If part of a reviewer’s mandate were to factor in what a play might have been and still could become, the following would be an out-and-out rave for
The Last Year in the Life of the Reverend Dr. Martin Luther King, Jr. as Devised by Waterwell: A Rock Operetta (or The/King/Operetta for short) now at the Barrow Street Theatre. But since reviewers aren’t granted that latitude, it must be reported that almost immediately after a socko opening, the satirical look at America’s martyred civil rights leader is a major disappointment –and a dramatic fall-off from Waterwell’s inspired spin last year on Eugene O’Neill’s Marco Millions.

At the show’s electrifying kick-off, the five-person troupe presents a tableau of the fallen Dr. King (Rodney Gardiner) surrounded by grey-suited aides facing stage right and pointing in random directions. Springing to life, the figures move like vipers in a pit to no illuminating avail and then stride to microphone stands for blared choruses about King being the man of the hour. On their heels, King rises and delivers his April 4, 1967 “Beyond Vietnam: A Time to Break Silence” address. The oration was stirring then in its understanding of how that conflict was damaging the country; and it’s still disturbing now. In their heads, today’s audience members will quickly substitute “Iraq” for “Vietnam” every time the latter proper noun cannons from King’s lip.

At that point, spectators are likely thinking they’re about to get a trenchant commentary — with gritty songs — on contemporary geo-politics filtered through sadly unlearned lessons from the not-so-distant past. But no! The abrupt segue out of that brilliant speech is into a forced and unfunny exchange between a spread-kneed Lyndon Johnson (Arian Moayed) and a twittering J. Edgar Hoover (Kevin Townley) on the trouble that King has caused in the White House and on Capitol Hill. During this stretch, the obscenity-loving LBJ blurts about King: “He’d still be organizing car pools in Montgomery, if it wasn’t for me.”

Unfortunately, the crude sketch sets the tone for most of what follows: sophomoric humor founded on inaccurate understanding of the involved parties, among them Ralph Bunche and Ralph Abernathy. Until his very last appearance, Johnson is depicted as a Texas dolt. A few times, he’s even brought downstage center where he fails to deliver a countryish ditty he thinks he remembers penning.

Other misfires include hippie protesters dreaming up an anti-war anthem of clumsy prosaic proportions. (Doesn’t anyone in the enterprising collective recall the effect the keen writing of Country Joe and the Fish or Buffalo Springfield had on nationwide sentiment?) Later, King sits down with inebriated talk show hostess Toni Fortuna (Hanna Cheek) to explain his positions, while at great, humorless length she and three gal back-up singers undercut his sincere remarks. Exchanges between King and his wife Coretta — one referring to the great man’s well-known womanizing — are less contrived but no more elucidating. And the late-in-show torch song rendered by cross-dressing Hoover is no great shakes, either.

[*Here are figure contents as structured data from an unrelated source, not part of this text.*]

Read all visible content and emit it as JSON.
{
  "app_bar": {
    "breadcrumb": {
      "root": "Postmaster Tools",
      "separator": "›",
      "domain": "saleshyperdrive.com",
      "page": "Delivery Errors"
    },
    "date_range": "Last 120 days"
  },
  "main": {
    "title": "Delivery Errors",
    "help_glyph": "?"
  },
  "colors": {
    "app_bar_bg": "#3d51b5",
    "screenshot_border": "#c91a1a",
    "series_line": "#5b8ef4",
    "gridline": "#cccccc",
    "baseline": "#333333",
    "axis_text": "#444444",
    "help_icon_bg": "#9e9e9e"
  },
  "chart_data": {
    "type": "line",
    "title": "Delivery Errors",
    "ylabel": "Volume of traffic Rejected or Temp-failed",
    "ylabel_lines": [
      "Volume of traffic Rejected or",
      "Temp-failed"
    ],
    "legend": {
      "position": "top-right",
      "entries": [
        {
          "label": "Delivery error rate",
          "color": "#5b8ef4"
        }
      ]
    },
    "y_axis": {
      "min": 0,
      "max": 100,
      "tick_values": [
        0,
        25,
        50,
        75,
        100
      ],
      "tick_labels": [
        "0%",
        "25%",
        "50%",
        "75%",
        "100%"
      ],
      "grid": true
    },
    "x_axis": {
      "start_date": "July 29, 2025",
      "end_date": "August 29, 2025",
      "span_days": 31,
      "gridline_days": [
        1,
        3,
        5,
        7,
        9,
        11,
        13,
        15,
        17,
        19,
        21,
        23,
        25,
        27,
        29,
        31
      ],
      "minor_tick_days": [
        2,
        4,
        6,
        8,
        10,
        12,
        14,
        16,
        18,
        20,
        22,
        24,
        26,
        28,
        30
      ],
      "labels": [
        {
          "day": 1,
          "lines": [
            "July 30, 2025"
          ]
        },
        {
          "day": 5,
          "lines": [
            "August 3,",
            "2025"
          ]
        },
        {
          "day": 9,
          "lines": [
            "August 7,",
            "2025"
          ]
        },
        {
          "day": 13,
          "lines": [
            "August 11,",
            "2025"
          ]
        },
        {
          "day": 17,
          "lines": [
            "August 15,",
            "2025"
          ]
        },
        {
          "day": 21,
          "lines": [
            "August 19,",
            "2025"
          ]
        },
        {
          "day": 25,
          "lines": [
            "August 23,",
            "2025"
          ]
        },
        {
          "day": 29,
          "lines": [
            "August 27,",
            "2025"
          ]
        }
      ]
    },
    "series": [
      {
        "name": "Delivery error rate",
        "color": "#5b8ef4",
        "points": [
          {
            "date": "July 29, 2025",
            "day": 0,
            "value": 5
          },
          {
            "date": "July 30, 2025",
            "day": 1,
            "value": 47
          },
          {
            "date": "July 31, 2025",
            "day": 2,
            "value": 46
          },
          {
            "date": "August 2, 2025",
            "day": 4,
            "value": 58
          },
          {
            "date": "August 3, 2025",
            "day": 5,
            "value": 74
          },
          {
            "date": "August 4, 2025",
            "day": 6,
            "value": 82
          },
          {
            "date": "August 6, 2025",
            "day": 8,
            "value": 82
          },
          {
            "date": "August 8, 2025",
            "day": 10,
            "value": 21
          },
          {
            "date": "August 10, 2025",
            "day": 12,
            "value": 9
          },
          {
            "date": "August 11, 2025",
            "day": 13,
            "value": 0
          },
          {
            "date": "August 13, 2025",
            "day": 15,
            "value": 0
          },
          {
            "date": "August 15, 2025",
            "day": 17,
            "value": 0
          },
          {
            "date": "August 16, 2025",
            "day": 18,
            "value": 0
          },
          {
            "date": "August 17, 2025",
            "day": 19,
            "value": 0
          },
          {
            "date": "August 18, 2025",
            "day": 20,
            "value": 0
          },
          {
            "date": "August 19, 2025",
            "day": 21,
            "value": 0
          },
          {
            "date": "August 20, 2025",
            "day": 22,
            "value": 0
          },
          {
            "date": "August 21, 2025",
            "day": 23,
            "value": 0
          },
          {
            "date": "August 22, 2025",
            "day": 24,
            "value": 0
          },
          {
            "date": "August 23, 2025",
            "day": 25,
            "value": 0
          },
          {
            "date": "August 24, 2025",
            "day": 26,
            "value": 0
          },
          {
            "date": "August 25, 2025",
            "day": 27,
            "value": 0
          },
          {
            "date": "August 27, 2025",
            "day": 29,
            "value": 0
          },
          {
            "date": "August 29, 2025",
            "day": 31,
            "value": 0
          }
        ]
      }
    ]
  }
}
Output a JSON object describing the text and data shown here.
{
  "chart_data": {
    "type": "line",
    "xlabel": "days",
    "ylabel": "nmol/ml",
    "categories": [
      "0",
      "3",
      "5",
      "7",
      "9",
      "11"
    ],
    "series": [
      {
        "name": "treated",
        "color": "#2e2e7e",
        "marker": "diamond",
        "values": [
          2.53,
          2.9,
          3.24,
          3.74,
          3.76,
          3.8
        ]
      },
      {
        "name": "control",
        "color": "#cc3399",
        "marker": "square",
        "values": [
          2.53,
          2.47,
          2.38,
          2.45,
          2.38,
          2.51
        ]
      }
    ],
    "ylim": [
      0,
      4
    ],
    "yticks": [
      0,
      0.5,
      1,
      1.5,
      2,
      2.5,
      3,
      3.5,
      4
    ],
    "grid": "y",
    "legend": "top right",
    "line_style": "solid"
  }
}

It gradually becomes clear that Waterwell’s five collaborators — including actor/director Tom Ridgely — are interested in following King’s misgivings as he reckons with the growing disparity between his private thoughts and his obligations as an increasingly responsible public figure. And glimmers of the show’s inherent possibilities occasionally break through, most successfully in a late scene where King confides his usually reserved thoughts to cigarette-smoker Joan Didion in an Atlanta airport.

At its best, the show might be considered a blend of Jesus Christ Superstar themes with Spring Awakening theatrical conventions — although the songs, with melodies by on-stage pianist/musical director Lauren Cregor, are hardly up to either of those predecessors.

Ridgely keeps things moving at a good clip, but he apparently hasn’t seen there’s a good deal of shaping called for. If Ridgely does get around to trimming the show, the first thing he might consider discarding is the dreary Toni Fortuna patch. Until that sketch goes away — as well as maybe another 20 minutes of the 90-minute exercise — this promising Waterwell undertaking will remain inertly waterlogged.